Topical steroid reduces atopic dermatitis relapse in children



Topical fluticasone propionate twice a week effectively reduces the risk of mild to moderate atopic dermatitis relapse in children, according to Elena Rubio-Gomis of the Consorcio Hospital General Universitario de Valencia, Spain, and her associates.

Most atopic disease management is based on managing active disease, but atopic dermatitis is a chronic relapsing disease for which long-term maintenance therapies are being sought.

“Fluticasone 0.05% cream is a potent topical corticosteroid with a low systemic absorption and rapid metabolism and clearance,” which argues for low likelihood of causing systemic side effects and possible use in preventing atopic dermatitis relapse, the investigators wrote. And it is not very expensive.

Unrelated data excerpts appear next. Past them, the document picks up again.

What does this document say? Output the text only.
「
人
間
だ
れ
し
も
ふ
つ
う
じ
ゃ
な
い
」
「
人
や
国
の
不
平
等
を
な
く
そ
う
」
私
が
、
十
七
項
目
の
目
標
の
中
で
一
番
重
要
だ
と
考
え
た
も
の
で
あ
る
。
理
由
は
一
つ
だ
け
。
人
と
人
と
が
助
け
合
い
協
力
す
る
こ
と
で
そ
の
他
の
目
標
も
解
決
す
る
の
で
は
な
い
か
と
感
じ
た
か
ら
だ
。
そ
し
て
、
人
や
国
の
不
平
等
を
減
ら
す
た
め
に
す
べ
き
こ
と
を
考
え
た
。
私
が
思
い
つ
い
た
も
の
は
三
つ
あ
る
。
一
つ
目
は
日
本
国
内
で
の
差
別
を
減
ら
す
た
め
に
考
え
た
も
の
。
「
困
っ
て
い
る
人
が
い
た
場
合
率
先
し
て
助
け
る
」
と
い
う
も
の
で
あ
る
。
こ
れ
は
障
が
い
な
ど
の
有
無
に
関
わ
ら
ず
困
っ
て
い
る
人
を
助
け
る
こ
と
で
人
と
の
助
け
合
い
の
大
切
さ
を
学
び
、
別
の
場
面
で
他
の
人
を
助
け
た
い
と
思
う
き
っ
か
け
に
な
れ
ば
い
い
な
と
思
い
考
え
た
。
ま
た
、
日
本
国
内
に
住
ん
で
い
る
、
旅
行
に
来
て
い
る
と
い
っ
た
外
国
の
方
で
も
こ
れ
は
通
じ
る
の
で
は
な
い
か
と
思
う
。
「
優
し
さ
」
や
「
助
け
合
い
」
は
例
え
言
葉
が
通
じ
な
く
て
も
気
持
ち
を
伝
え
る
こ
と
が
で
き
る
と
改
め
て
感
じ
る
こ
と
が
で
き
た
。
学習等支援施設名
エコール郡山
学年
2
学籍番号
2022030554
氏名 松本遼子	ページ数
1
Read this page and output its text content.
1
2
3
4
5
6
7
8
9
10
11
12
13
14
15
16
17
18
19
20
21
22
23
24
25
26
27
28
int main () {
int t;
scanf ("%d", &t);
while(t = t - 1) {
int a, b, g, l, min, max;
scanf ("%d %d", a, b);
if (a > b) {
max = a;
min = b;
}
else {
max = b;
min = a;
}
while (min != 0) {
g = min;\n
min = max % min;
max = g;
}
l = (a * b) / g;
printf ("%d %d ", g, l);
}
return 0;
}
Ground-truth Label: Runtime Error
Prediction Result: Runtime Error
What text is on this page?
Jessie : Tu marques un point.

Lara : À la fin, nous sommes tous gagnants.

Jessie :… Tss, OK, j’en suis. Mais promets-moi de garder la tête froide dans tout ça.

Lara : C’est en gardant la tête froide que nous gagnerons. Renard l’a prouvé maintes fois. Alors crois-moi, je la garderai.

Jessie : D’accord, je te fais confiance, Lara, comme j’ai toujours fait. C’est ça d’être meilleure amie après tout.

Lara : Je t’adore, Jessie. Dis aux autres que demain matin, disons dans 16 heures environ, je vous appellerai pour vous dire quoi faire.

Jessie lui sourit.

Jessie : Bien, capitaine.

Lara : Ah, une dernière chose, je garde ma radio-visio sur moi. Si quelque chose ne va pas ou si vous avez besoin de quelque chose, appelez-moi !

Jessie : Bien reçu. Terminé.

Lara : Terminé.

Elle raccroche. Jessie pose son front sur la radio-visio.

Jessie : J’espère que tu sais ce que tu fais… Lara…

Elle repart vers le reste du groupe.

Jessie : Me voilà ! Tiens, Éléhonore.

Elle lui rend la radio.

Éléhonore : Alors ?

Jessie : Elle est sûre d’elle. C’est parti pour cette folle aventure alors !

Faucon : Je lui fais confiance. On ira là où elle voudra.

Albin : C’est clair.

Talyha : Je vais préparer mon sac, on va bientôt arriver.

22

Atopic dermatitis on the upper arm © -aniaostudio-/Thinkstock

In a randomized, double-blind, placebo-controlled study of 54 children with mild to moderate atopic dermatitis treated with twice-daily fluticasone propionate 0.05% cream up to 2 weeks, 49 children aged 2-10 years entered the second phase of the study. These children were randomly assigned to receive fluticasone propionate or vehicle twice weekly on consecutive days for 16 weeks; treatment was stopped then or at relapse.

Children treated with fluticasone propionate had a 2.7-fold lower risk of relapse than that of children treated with vehicle; 7 of 26 (27%) in the fluticasone propionate group and 13 of 23 patients (57%) in the vehicle group experienced relapse, the investigators wrote. The report was published in Allergologia et Immunopathologia. The median time to relapse with fluticasone propionate exceeded 16 weeks (the duration of the study), while in the vehicle group it was 65 days (a little over 9 weeks).

The treatment with fluticasone propionate and vehicle both were well tolerated. During the second phase of the study, 9 patients (35%) reported at least one adverse event in the fluticasone propionate group and 11 (48%) in the vehicle group. None of these were believed to be related to the drug studied, the investigators said.